MATTHEWS:  Nicholas, along those lines, it seems to me that for years, minority groups in this country, poor people, people who don`t have much power in the establishment use money to get access to power.  You overstep the pact fact that you don`t have enough people to have some influence inside. 

These Chinese people here are not out to protect themselves.  They seem like they are aggressive.  They want to get stuff to help beat us in the world economically. 

NEHAMAS:  Well, I mean, many of the people coming to visit the president are business people and they`re looking for a competitive advantage in which in this case is being able to say, hey, I met the president of the United States.  Here`s the proof.  I got a photo.  You know, he backed my business, whether that`s true or not.  I mean, it`s surely not true. 

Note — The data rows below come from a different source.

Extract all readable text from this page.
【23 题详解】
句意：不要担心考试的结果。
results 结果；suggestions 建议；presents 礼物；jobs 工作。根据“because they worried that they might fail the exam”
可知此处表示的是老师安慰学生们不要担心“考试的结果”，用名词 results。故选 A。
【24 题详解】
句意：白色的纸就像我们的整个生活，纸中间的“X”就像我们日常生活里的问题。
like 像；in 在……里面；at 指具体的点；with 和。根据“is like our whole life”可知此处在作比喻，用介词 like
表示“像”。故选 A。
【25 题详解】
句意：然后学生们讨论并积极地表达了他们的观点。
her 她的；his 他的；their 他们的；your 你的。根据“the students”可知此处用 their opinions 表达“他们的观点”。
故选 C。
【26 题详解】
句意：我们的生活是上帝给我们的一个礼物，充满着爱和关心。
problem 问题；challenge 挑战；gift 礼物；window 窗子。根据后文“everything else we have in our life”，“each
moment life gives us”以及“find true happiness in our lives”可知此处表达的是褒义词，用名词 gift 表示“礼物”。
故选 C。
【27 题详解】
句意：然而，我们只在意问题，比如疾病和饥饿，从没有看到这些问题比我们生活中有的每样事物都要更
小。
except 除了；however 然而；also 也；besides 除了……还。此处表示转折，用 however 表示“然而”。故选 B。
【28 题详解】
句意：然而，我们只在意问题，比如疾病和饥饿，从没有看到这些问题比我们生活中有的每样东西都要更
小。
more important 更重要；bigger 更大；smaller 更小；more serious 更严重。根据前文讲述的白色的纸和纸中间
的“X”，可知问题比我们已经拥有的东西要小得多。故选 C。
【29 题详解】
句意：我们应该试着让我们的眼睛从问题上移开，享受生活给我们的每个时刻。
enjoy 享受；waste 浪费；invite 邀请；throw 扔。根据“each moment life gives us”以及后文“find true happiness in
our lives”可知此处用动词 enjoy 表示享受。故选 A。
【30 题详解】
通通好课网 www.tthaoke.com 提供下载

But they can take it back to their home country and, you know, it`s all worth remembering that everything we are talking about, none of it would have come out if Robert Kraft had not been arrested or -- I`m sorry -- charged for soliciting prostitution down here in Palm Beach County.  I mean, that is what led to the uncovering of this entire potential Chinese influence and espionage operation.  It`s really quite head spinning. 

MATTHEWS:  It`s amazing how things stick together.

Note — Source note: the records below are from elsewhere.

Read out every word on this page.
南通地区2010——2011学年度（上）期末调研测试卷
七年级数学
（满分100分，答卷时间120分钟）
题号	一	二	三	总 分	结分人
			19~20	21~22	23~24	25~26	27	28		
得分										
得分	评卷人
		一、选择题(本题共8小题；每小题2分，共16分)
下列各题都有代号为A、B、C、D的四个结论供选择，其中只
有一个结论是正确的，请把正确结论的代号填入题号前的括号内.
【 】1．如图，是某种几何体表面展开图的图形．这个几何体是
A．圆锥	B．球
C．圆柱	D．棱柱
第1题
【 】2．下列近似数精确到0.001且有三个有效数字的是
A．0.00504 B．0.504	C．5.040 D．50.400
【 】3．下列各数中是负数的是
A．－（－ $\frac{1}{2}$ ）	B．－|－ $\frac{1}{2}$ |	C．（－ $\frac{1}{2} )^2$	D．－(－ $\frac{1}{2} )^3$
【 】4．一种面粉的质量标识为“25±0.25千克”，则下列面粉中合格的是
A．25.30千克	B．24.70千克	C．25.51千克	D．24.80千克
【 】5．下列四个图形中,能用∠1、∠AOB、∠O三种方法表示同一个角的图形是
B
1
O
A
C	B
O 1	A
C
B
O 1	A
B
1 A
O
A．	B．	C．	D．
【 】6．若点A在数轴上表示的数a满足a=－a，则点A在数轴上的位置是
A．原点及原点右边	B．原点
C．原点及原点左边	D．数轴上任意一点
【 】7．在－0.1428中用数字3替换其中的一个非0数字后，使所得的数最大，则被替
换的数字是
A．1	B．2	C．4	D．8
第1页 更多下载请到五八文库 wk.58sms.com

Anyway, thank you, Nicholas Nehamas and Jill Colvin.  Thank you.  Both of you great tonight. 

Up next, well -- how will William Barr bar us from the truth?  It`s a pretty good name.  It`s Dickensian, bar, barring us from the truth.

You`re watching HARDBALL.

(COMMERCIAAL BREAK)

MATTHEWS:  In the last 24 hours, we`ve had some significant news out of the Mueller investigation.  Last night, we had the breaking news that some of the special counsel`s investigators believe that four-page letter put out by Attorney General William Barr withheld alarming evidence against President Trump, alarming. 

And today, we had further reporting that revealed that some members of the Mueller team believe Barr should not have cleared Trump on obstruction of justice, that the evidence was stronger here, than the attorney general relayed in his letter.  We also had additional reporting that some of Mueller`s investigators believed members of Trump`s 2016 campaign while not engaged knowingly in a Moscow conspiracy were nonetheless manipulated by what was a sophisticated Russian intelligence operation. 

All these news reports that some Mueller investigators that A.G. Barr buried alarming evidence in his four-page letter, that perhaps the same Mueller investigators saw the evidence and said the evidence Barr left out shows the president engaged in obstruction of justice, that the Trump presidential campaign was manipulated by Russian intelligence, it all paints a picture that the American people and future candidates really need to see. 

President Trump and his totties can speak petulantly and relentlessly about fake news and unfair partisanship, but the only facts we get from the stonewall of White House flackery is carried by public servants who are not sit quietly and by journalists who will carry their truth into the grace of public light. 

That`s HARDBALL for now.

"ALL IN WITH CHRIS HAYES" starts right now.